Wir schreiben das Jahr 2119 und begleiten zwei Terraläuferinnen im besten F*luxx-Alter auf einer Routinemission auf die Erde – die sich jedoch als kniffliger herausstellt als gedacht.
Eine fantastische Erzählung von Jana Paradigi in fünf Folgen.



Erdoberfläche, 17.Mai 2113
Als ich die Augen aufschlug, sah ich, wie Valdis den zweiten Gamer aus der Stasiskapsel zog. Er blutete. Warum blutete er?
Mit zittrigen Fingern drückte ich den Knopf für die Sicherheitsentriegelung, um mich selbst zu befreien. Die Schwerkraft der Erde zerrte an mir, wie ein Dämon, der mich in ein bodenloses Nichts reißen wollte.
„Statusbericht“, forderte ich die AI durch zusammengebissene Zähne auf und sah mich nach Tikki um. Ihre Kapsel war leer. Kein Blut. Ein gutes Zeichen.

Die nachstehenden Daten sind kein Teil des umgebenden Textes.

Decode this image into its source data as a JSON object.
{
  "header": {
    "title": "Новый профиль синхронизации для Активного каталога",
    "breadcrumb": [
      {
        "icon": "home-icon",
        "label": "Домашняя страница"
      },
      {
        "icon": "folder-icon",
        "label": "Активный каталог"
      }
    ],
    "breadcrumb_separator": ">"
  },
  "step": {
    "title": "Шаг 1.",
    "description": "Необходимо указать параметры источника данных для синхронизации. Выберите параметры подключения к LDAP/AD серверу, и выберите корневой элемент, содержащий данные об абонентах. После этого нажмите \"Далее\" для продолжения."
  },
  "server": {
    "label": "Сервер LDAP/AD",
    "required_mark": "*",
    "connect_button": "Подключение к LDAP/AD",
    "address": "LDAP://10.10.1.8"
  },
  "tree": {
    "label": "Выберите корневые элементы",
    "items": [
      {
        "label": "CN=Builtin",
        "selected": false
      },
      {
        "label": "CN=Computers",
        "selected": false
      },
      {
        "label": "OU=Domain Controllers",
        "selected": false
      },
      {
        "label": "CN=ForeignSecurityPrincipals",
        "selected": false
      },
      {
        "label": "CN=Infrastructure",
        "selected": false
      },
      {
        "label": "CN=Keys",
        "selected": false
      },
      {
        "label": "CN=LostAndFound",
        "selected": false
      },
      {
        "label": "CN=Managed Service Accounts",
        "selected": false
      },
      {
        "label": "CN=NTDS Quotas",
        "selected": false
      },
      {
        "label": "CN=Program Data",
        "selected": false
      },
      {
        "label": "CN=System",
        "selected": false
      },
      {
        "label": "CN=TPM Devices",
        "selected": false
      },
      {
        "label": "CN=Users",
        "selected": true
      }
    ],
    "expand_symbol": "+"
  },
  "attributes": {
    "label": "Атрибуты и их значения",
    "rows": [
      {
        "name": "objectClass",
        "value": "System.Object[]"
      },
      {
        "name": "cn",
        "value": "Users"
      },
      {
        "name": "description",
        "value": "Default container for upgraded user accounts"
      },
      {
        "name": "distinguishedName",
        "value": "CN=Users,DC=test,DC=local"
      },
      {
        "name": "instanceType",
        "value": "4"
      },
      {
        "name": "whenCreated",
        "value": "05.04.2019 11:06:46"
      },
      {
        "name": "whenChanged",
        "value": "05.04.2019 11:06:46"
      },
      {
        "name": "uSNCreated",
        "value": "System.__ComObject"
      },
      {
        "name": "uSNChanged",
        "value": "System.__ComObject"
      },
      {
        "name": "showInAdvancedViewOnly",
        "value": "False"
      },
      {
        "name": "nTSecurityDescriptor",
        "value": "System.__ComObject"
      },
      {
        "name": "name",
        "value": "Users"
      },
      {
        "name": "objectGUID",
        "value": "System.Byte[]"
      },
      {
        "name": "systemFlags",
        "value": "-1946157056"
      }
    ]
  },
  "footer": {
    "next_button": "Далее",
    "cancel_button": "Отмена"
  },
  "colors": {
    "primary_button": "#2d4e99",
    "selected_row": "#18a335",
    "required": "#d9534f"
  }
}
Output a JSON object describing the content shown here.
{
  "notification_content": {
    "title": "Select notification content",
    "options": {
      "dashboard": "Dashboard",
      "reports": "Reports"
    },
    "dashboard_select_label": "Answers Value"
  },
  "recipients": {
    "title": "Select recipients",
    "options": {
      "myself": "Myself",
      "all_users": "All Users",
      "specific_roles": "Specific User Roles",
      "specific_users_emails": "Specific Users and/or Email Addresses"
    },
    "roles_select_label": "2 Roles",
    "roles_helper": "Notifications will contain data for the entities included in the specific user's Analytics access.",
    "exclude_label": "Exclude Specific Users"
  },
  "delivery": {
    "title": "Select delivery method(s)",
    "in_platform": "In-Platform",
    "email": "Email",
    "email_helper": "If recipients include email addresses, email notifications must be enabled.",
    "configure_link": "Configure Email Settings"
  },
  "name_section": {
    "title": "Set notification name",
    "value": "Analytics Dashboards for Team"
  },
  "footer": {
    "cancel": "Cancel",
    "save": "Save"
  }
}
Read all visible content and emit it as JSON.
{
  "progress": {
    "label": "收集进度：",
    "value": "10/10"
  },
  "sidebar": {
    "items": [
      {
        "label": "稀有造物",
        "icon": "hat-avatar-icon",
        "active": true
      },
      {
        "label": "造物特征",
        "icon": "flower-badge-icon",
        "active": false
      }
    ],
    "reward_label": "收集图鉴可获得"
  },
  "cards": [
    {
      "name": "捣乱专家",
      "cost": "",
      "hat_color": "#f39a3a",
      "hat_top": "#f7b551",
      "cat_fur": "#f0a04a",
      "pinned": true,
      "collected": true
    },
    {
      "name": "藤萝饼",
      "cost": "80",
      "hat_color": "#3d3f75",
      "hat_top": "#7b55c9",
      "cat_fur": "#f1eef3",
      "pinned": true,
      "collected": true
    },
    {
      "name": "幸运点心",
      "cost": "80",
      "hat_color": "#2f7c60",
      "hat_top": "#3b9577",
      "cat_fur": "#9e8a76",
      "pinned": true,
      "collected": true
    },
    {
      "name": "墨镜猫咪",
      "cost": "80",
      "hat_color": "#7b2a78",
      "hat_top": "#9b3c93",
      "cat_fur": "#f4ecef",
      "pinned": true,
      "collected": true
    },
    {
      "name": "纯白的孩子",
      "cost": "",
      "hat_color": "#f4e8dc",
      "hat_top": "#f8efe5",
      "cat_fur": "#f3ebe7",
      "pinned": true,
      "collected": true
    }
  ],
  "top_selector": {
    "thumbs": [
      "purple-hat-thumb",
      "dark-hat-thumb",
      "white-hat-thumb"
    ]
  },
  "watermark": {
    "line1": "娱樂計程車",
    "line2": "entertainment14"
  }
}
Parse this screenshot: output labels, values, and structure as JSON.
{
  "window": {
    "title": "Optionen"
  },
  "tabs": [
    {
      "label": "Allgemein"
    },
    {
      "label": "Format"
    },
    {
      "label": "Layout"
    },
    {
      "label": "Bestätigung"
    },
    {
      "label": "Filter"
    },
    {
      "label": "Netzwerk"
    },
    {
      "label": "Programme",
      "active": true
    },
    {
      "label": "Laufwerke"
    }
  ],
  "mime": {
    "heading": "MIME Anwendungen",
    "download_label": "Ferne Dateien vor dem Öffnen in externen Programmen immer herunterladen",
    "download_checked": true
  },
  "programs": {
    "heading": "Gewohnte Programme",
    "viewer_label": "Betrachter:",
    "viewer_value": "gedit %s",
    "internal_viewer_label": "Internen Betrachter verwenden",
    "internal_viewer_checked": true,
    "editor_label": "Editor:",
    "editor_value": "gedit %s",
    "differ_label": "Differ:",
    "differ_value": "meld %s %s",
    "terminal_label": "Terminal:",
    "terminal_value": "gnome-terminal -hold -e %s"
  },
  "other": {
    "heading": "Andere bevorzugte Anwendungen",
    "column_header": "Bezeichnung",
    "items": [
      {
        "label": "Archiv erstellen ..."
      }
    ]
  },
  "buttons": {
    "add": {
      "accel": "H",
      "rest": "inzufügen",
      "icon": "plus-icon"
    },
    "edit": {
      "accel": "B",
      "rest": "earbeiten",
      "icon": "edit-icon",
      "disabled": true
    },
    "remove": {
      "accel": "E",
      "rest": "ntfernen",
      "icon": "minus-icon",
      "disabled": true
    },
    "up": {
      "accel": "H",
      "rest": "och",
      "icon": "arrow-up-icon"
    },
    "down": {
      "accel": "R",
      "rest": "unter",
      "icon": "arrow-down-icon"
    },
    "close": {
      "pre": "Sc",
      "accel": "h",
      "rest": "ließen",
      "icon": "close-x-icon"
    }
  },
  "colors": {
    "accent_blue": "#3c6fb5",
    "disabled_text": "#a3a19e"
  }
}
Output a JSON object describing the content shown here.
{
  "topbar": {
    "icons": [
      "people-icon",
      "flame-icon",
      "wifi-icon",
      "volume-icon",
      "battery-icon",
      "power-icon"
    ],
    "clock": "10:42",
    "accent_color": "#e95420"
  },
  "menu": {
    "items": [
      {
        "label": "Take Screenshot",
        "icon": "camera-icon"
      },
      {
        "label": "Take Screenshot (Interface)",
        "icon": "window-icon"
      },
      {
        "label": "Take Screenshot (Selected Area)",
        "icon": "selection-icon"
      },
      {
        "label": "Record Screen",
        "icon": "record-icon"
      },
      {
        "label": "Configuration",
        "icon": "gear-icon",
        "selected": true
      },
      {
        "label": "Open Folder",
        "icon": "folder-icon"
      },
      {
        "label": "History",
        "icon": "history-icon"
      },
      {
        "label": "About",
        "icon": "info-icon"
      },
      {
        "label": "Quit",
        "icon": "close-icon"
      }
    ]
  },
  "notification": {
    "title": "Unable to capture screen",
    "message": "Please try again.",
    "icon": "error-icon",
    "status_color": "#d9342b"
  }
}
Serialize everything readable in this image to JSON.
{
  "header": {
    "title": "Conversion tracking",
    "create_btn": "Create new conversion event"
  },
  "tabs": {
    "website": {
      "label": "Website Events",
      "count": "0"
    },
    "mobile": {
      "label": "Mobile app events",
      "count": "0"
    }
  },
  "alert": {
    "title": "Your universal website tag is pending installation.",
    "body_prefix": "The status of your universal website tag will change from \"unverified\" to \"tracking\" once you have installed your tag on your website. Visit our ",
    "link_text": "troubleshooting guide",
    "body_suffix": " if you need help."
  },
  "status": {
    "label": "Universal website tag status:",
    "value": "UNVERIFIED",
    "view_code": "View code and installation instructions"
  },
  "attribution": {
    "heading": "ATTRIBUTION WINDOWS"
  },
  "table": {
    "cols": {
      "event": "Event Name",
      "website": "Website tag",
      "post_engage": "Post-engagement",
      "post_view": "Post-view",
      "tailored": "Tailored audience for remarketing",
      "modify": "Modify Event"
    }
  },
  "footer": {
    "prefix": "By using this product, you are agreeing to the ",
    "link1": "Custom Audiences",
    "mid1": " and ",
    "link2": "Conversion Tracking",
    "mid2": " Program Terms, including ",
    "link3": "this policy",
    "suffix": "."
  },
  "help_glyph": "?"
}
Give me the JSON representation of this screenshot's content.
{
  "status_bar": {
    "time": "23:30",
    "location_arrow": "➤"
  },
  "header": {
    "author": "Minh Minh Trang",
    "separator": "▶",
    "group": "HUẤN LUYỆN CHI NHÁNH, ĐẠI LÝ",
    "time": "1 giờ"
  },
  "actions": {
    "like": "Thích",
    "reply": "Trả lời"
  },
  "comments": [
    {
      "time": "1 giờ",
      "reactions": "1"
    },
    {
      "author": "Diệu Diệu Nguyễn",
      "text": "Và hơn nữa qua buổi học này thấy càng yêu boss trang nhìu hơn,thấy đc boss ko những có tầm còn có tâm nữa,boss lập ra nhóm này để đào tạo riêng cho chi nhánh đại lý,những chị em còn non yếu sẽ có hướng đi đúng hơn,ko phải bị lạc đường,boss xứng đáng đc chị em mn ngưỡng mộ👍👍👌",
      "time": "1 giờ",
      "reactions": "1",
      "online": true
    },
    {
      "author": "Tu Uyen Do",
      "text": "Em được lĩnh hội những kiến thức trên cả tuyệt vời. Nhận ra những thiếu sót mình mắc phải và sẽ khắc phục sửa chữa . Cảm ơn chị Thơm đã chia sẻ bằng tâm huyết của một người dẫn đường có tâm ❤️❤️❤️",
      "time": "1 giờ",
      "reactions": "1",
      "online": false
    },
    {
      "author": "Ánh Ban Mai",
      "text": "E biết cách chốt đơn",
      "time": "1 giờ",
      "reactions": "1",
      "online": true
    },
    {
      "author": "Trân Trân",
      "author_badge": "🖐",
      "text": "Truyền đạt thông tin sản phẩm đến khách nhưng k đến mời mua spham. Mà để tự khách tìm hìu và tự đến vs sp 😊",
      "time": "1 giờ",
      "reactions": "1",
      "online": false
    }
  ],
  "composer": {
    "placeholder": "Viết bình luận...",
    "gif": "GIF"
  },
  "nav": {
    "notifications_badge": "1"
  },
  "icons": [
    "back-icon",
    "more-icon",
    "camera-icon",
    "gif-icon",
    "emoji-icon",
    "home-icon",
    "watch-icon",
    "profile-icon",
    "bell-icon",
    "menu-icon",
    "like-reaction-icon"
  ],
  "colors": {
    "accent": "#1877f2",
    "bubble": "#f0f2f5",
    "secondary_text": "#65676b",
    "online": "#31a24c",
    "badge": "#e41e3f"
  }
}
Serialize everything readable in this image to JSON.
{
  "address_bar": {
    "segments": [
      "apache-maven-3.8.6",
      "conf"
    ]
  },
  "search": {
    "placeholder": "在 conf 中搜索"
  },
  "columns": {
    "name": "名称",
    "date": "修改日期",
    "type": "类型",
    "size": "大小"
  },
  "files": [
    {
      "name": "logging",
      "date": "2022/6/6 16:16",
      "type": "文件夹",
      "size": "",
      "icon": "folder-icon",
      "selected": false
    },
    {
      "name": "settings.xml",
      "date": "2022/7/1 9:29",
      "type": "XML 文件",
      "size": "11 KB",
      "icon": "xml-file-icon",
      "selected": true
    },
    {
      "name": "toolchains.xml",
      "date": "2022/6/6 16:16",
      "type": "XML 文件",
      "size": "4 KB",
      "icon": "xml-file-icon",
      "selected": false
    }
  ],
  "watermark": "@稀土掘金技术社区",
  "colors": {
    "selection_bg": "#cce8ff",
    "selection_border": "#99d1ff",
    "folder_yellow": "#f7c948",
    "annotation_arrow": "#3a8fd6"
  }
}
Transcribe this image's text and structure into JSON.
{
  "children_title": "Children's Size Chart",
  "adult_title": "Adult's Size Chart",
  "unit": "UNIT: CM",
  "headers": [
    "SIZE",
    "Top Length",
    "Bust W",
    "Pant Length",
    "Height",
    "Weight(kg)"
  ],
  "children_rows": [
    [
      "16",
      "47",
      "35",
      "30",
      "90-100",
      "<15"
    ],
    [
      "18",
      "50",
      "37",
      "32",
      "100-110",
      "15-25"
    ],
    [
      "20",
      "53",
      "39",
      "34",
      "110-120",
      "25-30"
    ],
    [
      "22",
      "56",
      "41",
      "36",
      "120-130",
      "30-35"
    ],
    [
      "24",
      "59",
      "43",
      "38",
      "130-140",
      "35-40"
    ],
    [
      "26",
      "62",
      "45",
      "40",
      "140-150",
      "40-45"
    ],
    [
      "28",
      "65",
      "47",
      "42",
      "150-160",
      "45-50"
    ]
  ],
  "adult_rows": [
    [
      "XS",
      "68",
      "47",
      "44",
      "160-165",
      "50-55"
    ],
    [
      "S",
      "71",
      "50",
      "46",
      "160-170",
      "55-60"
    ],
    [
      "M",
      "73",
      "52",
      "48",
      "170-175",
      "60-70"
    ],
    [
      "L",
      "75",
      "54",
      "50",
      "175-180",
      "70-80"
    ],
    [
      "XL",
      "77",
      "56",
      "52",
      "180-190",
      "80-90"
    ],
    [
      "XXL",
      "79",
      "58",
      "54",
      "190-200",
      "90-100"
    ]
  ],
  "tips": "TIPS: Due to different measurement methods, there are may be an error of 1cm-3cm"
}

„Systemcheck läuft“, meldete die künstliche Intelligenz mit leicht knisternder Stimme.
„Landekoordinaten?“
„GPS-Daten nicht verfügbar. Triangulation der Kursabweichung läuft.“
„Berechnungsdauer?“
„Unbekannt.“
Ich rieb mir über das Gesicht und trat vor die geöffnete Ausstiegsluke. Immerhin schien die Fähre eine halbwegs geordnete Landung hinbekommen zu haben. Allerdings war das auf keinen Fall das Ankunftsareal von FARM 49 und wahrscheinlich nicht einmal das gleiche Grenzland. Die Umgebung sah viel zu karg und hügelig aus.
Ich suchte nach Kommunikationsmasten, nach Rapportdrohnen oder sonst einem Zeichen, dass dieses Gebiet zu einem der anderen FARM-Sektoren gehörte. Vielleicht zu einer Mine. Doch da war nichts. Kein Hinweis auf autonome Bewirtschaftung oder sonst eine Post-Mars-Kultivierung.
Valdis trat an meine Seite und blickte mit zusammengekniffenen Augen gen Himmel. Wenn sich dort oben weitere Katastrophen abspielten, verdeckte die Wolkendecke es.
„Was ist mit deinem Kollegen? Hat er sich bei der Aktion vor Schreck auf die Zunge gebissen?“, fragte ich und hob bemüht einen Mundwinkel.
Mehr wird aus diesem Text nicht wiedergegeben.